Perhaps you have heard the statistic that 50 percent of new small businesses fail within the first two years of operation. The Small Business Association (SBA) states that the figure is only 30 percent. However, it does jump to 50 percent by five years and nearly two-thirds of small businesses close within 10 years. If you’re just launching a business, consider this a challenge to beat and vow to learn from the business mistakes of those who have gone before you.
Get Serious About a Business Plan
Jumping into business ownership without taking significant time to create a business plan is usually a recipe for disaster. The SBA recommends that every business plan include the following information at a minimum:
- Executive summary that tells the reader what to expect in a succinct manner
- Detailed description of your business
- Analysis of the market your business is entering
- Organizational leadership chart
- Specific strategies to meet sales goals
- How much funding you will need to obtain from other sources to start your business and where you plan to submit funding requests
- Profit and loss projections for the first year of operation and beyond
If you plan to approach investors, know that they won’t take you seriously without a business plan. A business plan also forces you to put planning strategies and goals in writing to help keep you motivated and accountable. You may find that your business takes a different direction or grows faster than you expected. In this case, consider writing a new business plan to reflect the present situation.

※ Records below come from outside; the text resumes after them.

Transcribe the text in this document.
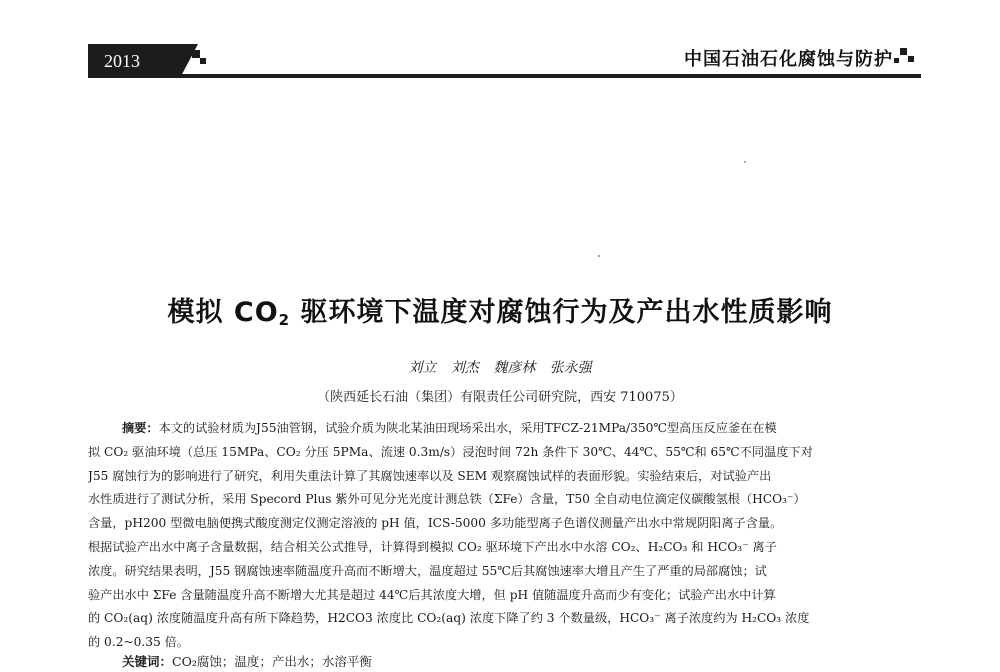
2013	中国石油石化腐蚀与防护
模拟 $CO_2$ 驱环境下温度对腐蚀行为及产出水性质影响
刘立 刘杰 魏彦林 张永强
（陕西延长石油（集团）有限责任公司研究院，西安 710075）
摘要：本文的试验材质为J55油管钢，试验介质为陕北某油田现场采出水，采用TFCZ-21MPa/350℃型高压反应釜在在模
拟 CO₂ 驱油环境（总压 15MPa、CO₂ 分压 5PMa、流速 0.3m/s）浸泡时间 72h 条件下 30℃、44℃、55℃和 65℃不同温度下对
J55 腐蚀行为的影响进行了研究，利用失重法计算了其腐蚀速率以及 SEM 观察腐蚀试样的表面形貌。实验结束后，对试验产出
水性质进行了测试分析，采用 Specord Plus 紫外可见分光光度计测总铁（ΣFe）含量，T50 全自动电位滴定仪碳酸氢根（HCO₃⁻）
含量，pH200 型微电脑便携式酸度测定仪测定溶液的 pH 值，ICS-5000 多功能型离子色谱仪测量产出水中常规阴阳离子含量。
根据试验产出水中离子含量数据，结合相关公式推导，计算得到模拟 CO₂ 驱环境下产出水中水溶 CO₂、H₂CO₃ 和 HCO₃⁻ 离子
浓度。研究结果表明，J55 钢腐蚀速率随温度升高而不断增大，温度超过 55℃后其腐蚀速率大增且产生了严重的局部腐蚀；试
验产出水中 ΣFe 含量随温度升高不断增大尤其是超过 44℃后其浓度大增，但 pH 值随温度升高而少有变化；试验产出水中计算
的 CO₂(aq) 浓度随温度升高有所下降趋势，H2CO3 浓度比 CO₂(aq) 浓度下降了约 3 个数量级，HCO₃⁻ 离子浓度约为 H₂CO₃ 浓度
的 0.2~0.35 倍。
关键词：CO₂腐蚀；温度；产出水；水溶平衡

Investigate a Market Thoroughly Before Entering It
You may feel so passionate about the products or services your small business will offer that you fail to take the time to research the market to determine if an actual need for them exists. Meeting an unmet need in your community or niche area will be far more profitable than trying to squeeze your business into an area that’s already oversaturated, or where there appears to be little need for what your business has to offer. This is one area where you can avoid business mistakes by taking a logical rather than an emotional approach to starting your new company.
Don’t Start Out with Too Much Debt and Too Little Financing
Perhaps you hesitate to apply for a business loan because you fear a bank will think your new business is too small to take seriously. If so, you may need to consider other types of lenders such as a credit union or one offering merchant or invoice factoring. It’s also a good idea to look into angel investors and low-interest loans through the SBA. Unfortunately, too many new business owners use all of their personal savings and max out their credit cards to finance the business, and then find themselves in a debt load they cannot repay. This is one of the most common and costly business mistakes.